We only realised it over Christmas during our first promotion of ebooks. People tend to buy ebooks as a last-minute present. Suddenly I saw the really low 'royalties' as Amazon call them, even though we're the publisher. They have clauses that let them pay us commission at all sorts of varying levels. If prices have gone up in Australia I can only imagine that's the reason. It might be impossible for some publishers to recuperate costs when they only get 35%.

We do our editing and ebook conversions so, at the very worst, we would have to have done that for no income, and be able to give the author a royalty, which we can still do at 35%. If a publisher is paying somebody to do the ebook conversion, the editing and proofreading, they would need to recuperate that. By doing a lot of the work for free on these low income books in Australia and other countries we're still running at a loss because we could be doing paid work in that time, but authors do count and their books should be available everywhere.

There are problems with the way Amazon is paying.

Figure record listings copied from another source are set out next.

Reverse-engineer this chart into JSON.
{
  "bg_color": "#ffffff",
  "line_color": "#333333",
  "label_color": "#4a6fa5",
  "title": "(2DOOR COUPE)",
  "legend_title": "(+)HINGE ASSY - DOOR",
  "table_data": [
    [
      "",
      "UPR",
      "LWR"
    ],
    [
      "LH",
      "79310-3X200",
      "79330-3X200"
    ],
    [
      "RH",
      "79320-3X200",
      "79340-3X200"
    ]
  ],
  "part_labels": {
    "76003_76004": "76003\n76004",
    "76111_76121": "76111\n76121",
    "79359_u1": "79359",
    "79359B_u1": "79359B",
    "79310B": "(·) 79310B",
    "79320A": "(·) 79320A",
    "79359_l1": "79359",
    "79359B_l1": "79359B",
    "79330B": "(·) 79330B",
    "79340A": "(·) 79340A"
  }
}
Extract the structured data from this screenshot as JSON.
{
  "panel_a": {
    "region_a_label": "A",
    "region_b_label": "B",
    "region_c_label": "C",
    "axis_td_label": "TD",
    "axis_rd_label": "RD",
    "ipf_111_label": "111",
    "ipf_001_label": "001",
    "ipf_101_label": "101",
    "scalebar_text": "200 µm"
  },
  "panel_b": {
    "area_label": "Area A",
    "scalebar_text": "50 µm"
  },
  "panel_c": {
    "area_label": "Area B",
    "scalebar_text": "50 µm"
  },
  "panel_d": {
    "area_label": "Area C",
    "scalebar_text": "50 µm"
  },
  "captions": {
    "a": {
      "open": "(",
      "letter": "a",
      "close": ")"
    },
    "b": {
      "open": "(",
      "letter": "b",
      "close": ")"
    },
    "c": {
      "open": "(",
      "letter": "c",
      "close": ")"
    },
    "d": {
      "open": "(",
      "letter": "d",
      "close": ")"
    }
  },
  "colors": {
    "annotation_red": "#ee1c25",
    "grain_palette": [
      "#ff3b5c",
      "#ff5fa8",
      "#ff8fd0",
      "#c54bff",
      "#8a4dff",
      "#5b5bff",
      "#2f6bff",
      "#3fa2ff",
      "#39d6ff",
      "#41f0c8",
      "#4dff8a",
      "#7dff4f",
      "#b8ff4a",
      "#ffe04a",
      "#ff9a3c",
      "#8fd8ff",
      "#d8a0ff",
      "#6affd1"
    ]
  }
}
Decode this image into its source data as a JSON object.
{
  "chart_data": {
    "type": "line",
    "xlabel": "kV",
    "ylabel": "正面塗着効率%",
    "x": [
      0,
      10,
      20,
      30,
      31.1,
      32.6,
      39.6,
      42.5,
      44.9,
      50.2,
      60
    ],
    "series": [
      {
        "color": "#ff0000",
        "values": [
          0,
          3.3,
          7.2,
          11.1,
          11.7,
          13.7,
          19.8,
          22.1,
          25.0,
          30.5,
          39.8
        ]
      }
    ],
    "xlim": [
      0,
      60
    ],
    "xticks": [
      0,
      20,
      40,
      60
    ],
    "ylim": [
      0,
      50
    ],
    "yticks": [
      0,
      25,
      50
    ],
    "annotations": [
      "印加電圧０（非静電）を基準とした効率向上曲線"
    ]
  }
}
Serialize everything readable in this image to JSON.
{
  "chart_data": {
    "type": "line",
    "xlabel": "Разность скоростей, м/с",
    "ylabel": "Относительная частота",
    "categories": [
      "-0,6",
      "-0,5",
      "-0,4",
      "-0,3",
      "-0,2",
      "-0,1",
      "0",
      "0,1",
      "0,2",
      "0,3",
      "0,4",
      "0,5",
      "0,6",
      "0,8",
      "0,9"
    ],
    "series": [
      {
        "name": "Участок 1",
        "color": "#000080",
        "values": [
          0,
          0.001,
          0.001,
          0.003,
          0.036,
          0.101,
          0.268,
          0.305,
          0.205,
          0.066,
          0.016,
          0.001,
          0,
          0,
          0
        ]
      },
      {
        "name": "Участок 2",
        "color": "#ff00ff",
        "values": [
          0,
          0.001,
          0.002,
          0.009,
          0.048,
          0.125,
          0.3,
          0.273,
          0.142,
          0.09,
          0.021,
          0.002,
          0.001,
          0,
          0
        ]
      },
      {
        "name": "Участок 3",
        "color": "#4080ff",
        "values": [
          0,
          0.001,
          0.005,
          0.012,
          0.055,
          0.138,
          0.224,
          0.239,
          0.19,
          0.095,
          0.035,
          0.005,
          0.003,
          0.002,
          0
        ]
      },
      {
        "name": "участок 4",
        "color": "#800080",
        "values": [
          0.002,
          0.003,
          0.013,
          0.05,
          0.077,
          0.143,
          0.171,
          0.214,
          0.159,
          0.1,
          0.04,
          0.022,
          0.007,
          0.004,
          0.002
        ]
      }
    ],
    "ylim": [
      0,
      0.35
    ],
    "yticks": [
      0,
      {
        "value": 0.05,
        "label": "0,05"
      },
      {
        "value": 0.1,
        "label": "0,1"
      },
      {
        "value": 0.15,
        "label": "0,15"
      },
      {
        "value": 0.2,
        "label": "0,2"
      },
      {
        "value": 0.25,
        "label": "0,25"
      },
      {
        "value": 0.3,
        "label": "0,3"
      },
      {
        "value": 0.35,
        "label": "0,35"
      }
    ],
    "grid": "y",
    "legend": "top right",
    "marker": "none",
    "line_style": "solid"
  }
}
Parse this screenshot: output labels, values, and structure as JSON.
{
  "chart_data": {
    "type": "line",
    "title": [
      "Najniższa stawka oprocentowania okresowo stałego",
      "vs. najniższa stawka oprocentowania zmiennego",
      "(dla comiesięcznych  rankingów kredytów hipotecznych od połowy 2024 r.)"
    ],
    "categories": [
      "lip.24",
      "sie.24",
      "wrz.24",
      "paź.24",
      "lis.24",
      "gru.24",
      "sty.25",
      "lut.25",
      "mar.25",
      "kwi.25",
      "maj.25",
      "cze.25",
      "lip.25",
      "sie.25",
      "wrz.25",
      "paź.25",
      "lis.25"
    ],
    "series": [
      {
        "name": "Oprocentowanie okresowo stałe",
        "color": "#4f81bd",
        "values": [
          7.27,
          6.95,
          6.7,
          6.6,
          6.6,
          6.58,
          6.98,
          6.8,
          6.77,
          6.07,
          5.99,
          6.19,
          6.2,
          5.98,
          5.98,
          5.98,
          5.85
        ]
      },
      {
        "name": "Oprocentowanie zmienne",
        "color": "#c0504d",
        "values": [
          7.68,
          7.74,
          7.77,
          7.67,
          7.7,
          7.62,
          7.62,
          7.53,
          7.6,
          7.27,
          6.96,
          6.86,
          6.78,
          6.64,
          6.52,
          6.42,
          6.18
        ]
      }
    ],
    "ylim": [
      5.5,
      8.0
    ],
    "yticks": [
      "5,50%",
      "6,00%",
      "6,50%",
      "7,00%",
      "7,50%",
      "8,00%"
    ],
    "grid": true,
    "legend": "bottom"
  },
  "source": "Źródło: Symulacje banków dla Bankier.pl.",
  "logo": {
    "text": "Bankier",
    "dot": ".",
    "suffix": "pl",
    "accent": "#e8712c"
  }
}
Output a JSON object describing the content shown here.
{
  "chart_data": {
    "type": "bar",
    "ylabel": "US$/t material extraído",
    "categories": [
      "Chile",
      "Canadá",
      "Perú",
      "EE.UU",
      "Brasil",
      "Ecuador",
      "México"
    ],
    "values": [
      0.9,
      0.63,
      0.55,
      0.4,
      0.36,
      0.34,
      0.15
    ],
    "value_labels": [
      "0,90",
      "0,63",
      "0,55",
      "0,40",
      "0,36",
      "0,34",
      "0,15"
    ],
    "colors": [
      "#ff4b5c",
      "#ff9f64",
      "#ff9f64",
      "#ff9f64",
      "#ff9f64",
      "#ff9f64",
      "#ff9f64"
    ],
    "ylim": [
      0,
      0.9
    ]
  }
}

I think we'll see changes to this over the coming year - hopefully. They also ask us to put our books exclusively on the Kindle platform if we want to be in their lending library or taking part in special promotions, like giving the books away at times. This makes it even harder to offer the books at a competitive price for other ereaders and on other websites. Or to let authors sell their books on their own websites too using another format.

Amazon does dictate the terms at the moment because most ebooks are bought or downloaded free from them. We do need more freedom to be able to sell or give ebooks away from other websites in order to get past some of the problems mentioned in this discussion.

It's terrible that such large sections of the world are affected by a different pricing structure.

Pretty sure Murdoch's pommie minions and others of that ilk would negotiate set payments for their titles and that wouldn't apply.